Siento que ya he tenido suficiente de todo esto y me quiero ir a casa, pero luego pienso en Marcel. Lleva seis meses ingresado. A su edad, y con todos sus achaques, debe ser durísimo para él. Si él aguanta, ¿cómo no voy a hacerlo yo?
Pienso en la peculiar discreción de la salud, algo que suele estar presente, pero que solo sentimos por su ausencia. Solo he recordado esta paradoja las veces que he caído enfermo, pero esta vez, y de ahora en adelante, prometo tenerla presente para no darle trabajo a mi ángel de la guarda.
Nada de salir con el pelo mojado del baño; nada de no ir abrigado por casa; se acabaron los catarros innecesarios.

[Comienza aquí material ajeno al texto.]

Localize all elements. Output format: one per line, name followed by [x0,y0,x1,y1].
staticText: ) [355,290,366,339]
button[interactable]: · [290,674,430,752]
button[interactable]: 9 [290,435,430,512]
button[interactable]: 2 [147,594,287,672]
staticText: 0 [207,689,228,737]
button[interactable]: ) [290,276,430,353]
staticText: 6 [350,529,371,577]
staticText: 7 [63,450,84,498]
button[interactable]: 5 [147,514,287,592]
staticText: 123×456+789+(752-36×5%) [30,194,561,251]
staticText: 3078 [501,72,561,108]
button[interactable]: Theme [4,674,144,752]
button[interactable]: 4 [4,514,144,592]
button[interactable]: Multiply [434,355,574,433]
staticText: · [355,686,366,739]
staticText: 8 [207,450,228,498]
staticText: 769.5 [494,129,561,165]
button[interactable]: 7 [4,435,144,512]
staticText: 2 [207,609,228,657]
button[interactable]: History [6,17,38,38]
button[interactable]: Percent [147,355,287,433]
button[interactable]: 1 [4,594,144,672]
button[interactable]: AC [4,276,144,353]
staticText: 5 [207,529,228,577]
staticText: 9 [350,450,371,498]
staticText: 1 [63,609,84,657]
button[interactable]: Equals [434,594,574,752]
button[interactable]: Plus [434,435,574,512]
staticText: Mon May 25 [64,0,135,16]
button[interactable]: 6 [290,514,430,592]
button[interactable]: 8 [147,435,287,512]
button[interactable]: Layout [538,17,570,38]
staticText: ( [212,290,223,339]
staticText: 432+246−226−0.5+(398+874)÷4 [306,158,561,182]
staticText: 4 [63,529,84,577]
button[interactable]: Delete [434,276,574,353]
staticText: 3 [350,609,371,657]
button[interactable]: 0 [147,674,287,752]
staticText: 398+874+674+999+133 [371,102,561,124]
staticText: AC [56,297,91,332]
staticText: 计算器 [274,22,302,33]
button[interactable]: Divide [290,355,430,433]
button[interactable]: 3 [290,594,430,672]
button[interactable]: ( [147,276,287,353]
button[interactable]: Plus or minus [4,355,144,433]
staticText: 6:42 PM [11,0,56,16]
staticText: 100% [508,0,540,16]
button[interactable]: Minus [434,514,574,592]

De súbito, suena una voz electrónica a través de la pared y Marcel se pone a hablar en alto.
—¡Necesito ir al baño!
La enfermera entra rápido en el box, vestida como si estuviéramos en una central nuclear y con un orinal de grandes dimensiones entre las manos. Se lo ofrece al abuelo, que ha sacado las piernas por el borde la cama y ahora se hace el loco.
—Necesito ayuda para levantarme.
—Marcel, ya sabes que no puedes moverte de la cama. Toma el orinal.
—¿No puedo ir solo al baño?
—No, pero tranquilo que ya te ayudamos nosotros.
—Pero es que me da vergüenza…
Me siento mal por el pobre Marcel. Un hombre de su edad y su clase no debería tener que pasar por esto. La chica mira a su alrededor en busca de una cobertura que le dé privacidad.
—Vaya, no sé qué ha pasado con las cortinas. Están arrancadas en todas las habitaciones.
Efectivamente, donde antes había una cortina, ahora solo queda un raíl y unas anillas. En una esquina de la habitación hay un biombo, pero no sirve de nada, porque una de las ruedas está rota y no entra en la pata. Marcel se ve obligado a evacuar delante de mí, estirado en su cama. Me hago cruces de lo que está sucediendo.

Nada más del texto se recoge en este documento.